Representing Bahrain

Pan Arab Games

Military World Games

Asian Championships

Asian Indoor Championships

Asian Junior Championships

= Genzeb Shumi =

Ethiopian-Bahraini middle-distance runner (born 1991)

Genzeb Shumi Regasa (also known as Genzebe Shami Regassa, born 29 January 1991) is an Ethiopian-born middle-distance runner who competes internationally for Bahrain. She won the 1500 metres gold medal at the Asian Athletics Championships in 2011 and the Asian Indoor Athletics Championships in 2012. Her personal bests are 2:01.18 minutes for the 800 metres and 4:05.16 minutes for the 1500 m.

==Career==
Born in Ethiopia, she began running for Bahrain in 2010, making her debut in the junior race at the 2010 IAAF World Cross Country Championships and finishing seventeenth. She broke the national junior records for the 800 metres and 1500 metres events that year. She won the 1500 m title at the 2010 Asian Junior Athletics Championships and was runner-up in the 3000 metres event. She ran on the global stage at the 2010 World Junior Championships in Athletics a few weeks later and after running a Bahraini junior record of 4:14.05 minutes in the heats, she was slower in the 1500 m final and finished tenth. She set an 800 m junior record of 2:04.09 minutes in the heats at the 2010 Asian Games, but was again slower in the final, taking eighth place.
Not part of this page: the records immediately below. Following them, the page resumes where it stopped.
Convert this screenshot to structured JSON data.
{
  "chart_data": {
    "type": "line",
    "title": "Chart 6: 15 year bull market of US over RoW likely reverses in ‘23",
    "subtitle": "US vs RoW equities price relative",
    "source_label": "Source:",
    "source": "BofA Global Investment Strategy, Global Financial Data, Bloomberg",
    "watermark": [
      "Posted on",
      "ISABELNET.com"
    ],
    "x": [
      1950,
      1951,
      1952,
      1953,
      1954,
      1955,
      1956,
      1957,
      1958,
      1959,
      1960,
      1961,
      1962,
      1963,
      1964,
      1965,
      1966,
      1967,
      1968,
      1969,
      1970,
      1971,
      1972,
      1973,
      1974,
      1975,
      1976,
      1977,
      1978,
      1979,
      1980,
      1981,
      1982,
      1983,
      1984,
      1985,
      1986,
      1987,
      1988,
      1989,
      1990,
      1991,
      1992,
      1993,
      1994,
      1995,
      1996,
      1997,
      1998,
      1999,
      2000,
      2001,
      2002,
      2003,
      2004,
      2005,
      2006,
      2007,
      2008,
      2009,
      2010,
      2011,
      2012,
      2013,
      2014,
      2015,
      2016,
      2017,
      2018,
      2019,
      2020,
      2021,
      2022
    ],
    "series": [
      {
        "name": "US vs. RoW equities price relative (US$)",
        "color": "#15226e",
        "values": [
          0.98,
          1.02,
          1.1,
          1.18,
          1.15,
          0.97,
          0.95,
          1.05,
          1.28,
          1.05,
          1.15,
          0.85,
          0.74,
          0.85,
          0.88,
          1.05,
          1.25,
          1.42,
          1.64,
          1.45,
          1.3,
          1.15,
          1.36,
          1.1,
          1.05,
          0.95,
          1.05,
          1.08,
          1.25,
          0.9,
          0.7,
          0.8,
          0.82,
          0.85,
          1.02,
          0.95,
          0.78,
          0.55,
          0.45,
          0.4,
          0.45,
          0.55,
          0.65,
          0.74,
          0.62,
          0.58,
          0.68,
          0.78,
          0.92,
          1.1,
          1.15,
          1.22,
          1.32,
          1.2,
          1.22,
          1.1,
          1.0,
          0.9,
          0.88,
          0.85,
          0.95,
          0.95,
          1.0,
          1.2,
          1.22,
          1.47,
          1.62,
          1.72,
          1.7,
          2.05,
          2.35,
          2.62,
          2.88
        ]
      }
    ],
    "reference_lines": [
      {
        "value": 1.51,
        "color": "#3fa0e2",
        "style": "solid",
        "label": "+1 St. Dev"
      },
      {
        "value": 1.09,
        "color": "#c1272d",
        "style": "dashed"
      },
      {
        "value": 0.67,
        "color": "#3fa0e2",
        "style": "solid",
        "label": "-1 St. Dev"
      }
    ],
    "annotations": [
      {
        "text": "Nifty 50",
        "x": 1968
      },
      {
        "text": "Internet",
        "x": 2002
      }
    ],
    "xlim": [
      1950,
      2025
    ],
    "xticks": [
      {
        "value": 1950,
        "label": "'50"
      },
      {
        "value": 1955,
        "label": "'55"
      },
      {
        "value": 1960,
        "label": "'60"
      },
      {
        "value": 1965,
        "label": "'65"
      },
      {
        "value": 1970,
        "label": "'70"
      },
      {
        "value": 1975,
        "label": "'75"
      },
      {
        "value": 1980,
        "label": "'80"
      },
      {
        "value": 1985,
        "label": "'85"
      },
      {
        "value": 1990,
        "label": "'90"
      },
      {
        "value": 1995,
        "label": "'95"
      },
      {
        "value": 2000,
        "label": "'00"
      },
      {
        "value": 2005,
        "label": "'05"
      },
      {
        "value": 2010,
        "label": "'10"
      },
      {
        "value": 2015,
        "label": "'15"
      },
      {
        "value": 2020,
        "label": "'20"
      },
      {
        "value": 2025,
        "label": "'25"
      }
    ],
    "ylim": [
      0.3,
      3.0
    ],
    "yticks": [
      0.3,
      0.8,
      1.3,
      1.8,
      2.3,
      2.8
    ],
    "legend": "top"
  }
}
She marked herself out as one of the regions top runners in 2011. Moving into the senior ranks at the age of twenty, she placed 30th at the 2011 IAAF World Cross Country Championships. She ran a 1500 m best of 4:11.27 minutes in Tomblaine in June. She won that event at the 2011 Asian Athletics Championships the following month (her first regional title) and also placed fifth in the 800 m. In Rio de Janeiro's 2011 Military World Games, she was the 1500 m bronze medalist. Genzeb was one of three Ethiopian-born Bahrainis to be entered into the women's 1500 m at the 2011 World Championships in Athletics alongside Mimi Belete and defending champion Maryam Yusuf Jamal. She was eliminated in the heats stage, however, in her first major world track appearance. She returned to regional competition at the end of the year, winning a middle distance double at the Arab Athletics Championships in Al Ain and taking the 800 m silver and 1500 m gold medals at the 2011 Pan Arab Games.
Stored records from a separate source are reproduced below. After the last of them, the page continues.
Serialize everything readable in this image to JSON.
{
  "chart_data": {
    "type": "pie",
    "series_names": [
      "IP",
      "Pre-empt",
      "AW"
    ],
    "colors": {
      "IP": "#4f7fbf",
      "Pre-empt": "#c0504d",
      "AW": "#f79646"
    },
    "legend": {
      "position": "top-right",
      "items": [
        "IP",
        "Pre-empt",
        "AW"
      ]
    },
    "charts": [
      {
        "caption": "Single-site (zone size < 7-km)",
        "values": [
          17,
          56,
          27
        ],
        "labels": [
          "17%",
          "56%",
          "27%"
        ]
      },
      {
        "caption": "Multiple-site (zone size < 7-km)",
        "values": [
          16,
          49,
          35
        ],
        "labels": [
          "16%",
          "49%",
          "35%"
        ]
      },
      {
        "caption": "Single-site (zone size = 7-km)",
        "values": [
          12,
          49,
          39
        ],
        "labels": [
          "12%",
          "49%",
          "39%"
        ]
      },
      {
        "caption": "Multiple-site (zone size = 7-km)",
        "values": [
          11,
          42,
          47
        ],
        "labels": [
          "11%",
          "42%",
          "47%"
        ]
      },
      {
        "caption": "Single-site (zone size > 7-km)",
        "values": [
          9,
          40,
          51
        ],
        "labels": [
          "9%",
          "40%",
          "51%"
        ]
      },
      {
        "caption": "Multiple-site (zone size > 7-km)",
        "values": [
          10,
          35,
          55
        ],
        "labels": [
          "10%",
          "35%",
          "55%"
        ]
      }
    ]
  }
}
She collected further medals at the 2012 Asian Indoor Athletics Championships, taking the 1500 m title and finishing second to Zhao Jing in the 800 m. Following this she won her first cross country medal at the Asian Championship meet, taking third place in a Bahraini podium sweep with Shitaye Eshete and Tejitu Daba. She ran in the 800 m and 1500 m at the 2012 Summer Olympics, reaching the semifinals of the 800 m.